É seu dever estabelecer um limite, colocar de forma clara um sinal de "chega, dessa linha não permitirei mais que você ultrapasse comigo", e, em último caso, manter distância, cortar relações (vale tanto a nível pessoal como profissional), já que, mesmo que você consiga se posicionar, não há uma garantia total e absoluta do cumprimento dos termos pela outra parte.
Acontecem diariamente situações, que não controlamos, que trazem com elas os motivos e razões suficientes para que nos tornemos ressentidos, amargurados, que desejemos destilar a vingança contra o mundo - ou até contra nós mesmos. Uma pessoa que confiávamos nos traiu, nos humilhou ou tratou de forma grosseira. Um chefe nos tratou com enorme falta de respeito e arrogância. Uma pessoa no trânsito estava dirigindo enquanto digitava e destruiu a traseira de nosso carro. Existem ou não inúmeros casos e situações, todo o santo dia?
Geralmente, do ponto de vista psicológico e comportamental, estamos entre os extremos, ou seja, ou somos aquelas pessoas que se tornam omissas e submissas, amparadas no discurso do "não tenho controle, sou grato!", agindo, conforme se fala na clínica, pelo mecanismo de defesa da formação reativa, que é quando agimos de forma incompatível com os nossos sentimentos (dócil por fora mas violento por dentro), ou somos aquelas pessoas que agem pelo mecanismo de defesa do deslocamento, que é quando deslocamos nossas insatisfações, ou seja, popularmente falando, descontamos em quem não tem relação alguma com a história.
Na primeira situação acima, estamos reprimindo raiva.

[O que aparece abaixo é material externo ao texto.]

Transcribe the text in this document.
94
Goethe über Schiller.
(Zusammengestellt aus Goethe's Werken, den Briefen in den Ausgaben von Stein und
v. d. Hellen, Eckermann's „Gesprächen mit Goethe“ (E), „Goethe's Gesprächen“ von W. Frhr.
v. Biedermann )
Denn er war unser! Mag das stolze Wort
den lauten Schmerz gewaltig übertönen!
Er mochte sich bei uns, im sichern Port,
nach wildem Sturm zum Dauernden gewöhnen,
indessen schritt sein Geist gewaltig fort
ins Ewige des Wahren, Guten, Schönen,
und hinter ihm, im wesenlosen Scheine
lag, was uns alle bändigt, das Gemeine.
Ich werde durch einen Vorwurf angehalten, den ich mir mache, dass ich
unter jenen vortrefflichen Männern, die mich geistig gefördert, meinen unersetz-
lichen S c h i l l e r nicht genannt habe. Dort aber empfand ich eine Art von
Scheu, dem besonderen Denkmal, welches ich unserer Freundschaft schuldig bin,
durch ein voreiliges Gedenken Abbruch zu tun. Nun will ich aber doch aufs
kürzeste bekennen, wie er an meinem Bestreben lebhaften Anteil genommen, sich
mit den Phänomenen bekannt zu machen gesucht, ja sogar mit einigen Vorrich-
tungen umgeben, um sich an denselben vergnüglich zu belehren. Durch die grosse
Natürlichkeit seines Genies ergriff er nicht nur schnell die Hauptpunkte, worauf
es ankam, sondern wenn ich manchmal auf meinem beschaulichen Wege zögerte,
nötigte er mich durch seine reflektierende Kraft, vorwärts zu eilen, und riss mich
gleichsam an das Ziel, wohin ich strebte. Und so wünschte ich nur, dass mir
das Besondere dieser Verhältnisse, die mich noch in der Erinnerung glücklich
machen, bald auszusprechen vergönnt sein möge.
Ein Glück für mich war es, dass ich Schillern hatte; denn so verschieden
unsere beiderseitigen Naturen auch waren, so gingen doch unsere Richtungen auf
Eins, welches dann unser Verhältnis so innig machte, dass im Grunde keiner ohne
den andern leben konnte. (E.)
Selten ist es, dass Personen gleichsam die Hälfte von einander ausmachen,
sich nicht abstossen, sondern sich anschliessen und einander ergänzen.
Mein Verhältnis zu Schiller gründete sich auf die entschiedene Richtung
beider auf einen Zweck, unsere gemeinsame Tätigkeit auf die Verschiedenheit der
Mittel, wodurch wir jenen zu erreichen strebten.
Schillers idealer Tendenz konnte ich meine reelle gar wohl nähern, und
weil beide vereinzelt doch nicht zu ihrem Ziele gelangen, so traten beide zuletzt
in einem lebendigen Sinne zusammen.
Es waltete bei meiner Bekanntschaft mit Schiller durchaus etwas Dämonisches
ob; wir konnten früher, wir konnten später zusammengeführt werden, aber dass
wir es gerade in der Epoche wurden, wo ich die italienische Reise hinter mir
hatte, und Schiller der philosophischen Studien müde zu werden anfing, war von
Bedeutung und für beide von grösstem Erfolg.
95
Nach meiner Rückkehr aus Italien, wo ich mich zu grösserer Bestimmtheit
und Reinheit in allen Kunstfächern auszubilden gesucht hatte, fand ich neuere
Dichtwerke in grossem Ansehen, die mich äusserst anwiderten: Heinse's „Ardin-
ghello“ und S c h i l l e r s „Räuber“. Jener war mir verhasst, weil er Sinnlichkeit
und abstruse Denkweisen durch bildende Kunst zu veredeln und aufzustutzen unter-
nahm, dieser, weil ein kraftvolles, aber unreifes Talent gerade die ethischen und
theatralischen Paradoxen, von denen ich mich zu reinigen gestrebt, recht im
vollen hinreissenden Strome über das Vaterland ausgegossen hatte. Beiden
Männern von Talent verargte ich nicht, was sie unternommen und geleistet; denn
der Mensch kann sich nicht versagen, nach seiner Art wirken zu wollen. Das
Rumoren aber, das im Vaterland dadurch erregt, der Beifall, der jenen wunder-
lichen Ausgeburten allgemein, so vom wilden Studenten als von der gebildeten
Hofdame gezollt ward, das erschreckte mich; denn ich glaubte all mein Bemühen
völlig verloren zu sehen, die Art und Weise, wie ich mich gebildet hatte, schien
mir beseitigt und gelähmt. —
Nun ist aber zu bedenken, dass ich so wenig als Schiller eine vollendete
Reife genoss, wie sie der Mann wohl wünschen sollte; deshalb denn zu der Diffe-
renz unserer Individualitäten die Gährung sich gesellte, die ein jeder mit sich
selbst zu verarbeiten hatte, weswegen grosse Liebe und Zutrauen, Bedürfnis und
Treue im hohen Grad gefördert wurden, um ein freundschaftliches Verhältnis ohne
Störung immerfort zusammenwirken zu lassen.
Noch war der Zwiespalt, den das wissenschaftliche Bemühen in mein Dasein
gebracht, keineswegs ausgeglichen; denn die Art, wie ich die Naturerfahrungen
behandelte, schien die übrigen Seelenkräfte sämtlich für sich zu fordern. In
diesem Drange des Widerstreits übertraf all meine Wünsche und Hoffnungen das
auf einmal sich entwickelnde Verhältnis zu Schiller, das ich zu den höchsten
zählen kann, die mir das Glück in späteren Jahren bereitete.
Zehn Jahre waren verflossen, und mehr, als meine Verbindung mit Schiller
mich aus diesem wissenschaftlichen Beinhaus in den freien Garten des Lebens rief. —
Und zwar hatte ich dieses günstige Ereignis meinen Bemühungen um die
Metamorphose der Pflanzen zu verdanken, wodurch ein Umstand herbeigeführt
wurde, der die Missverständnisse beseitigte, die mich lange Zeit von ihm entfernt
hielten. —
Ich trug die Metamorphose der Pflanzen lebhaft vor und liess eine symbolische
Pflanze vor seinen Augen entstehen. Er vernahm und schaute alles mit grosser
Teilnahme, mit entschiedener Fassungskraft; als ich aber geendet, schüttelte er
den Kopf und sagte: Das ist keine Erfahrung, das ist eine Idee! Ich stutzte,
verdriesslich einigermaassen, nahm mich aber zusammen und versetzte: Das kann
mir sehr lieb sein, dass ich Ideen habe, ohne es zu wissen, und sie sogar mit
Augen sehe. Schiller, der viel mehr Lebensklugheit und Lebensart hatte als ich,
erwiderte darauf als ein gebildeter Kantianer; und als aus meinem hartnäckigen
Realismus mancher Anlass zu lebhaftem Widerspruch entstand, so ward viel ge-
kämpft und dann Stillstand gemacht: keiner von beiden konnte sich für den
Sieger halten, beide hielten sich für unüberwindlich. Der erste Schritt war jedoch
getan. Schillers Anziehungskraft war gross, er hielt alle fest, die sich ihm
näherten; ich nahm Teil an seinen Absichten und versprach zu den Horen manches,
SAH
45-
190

Na segunda situação, estamos reprimindo culpa (ninguém se sente bem em descontar em uma pessoa próxima, o arrependimento - ou culpa - mais tarde é grande). Em ambos os casos, isso é extremamente perigoso e nocivo. Freud disse certa vez "As emoções não expressas nunca morrem. Elas são enterradas vivas e saem das piores formas mais tarde".
De uma forma ou de outra, aquilo que for reprimido se voltará contra o mundo, ou até contra você mesmo (a). Você não o controle sobre tudo, mas tem o controle sobre você. Portanto, enfrente aquilo que está diante de você, ao invés de se esconder de uma verdade tão terrível que a única coisa pior é a falsidade com a qual você quer substituí-la. E mesmo com todos os motivos do mundo para reclamar, lamentar, buscar culpados, seja grato (a) pois você tem a oportunidade de escolher o caminho do bem, mesmo que seja o mais difícil.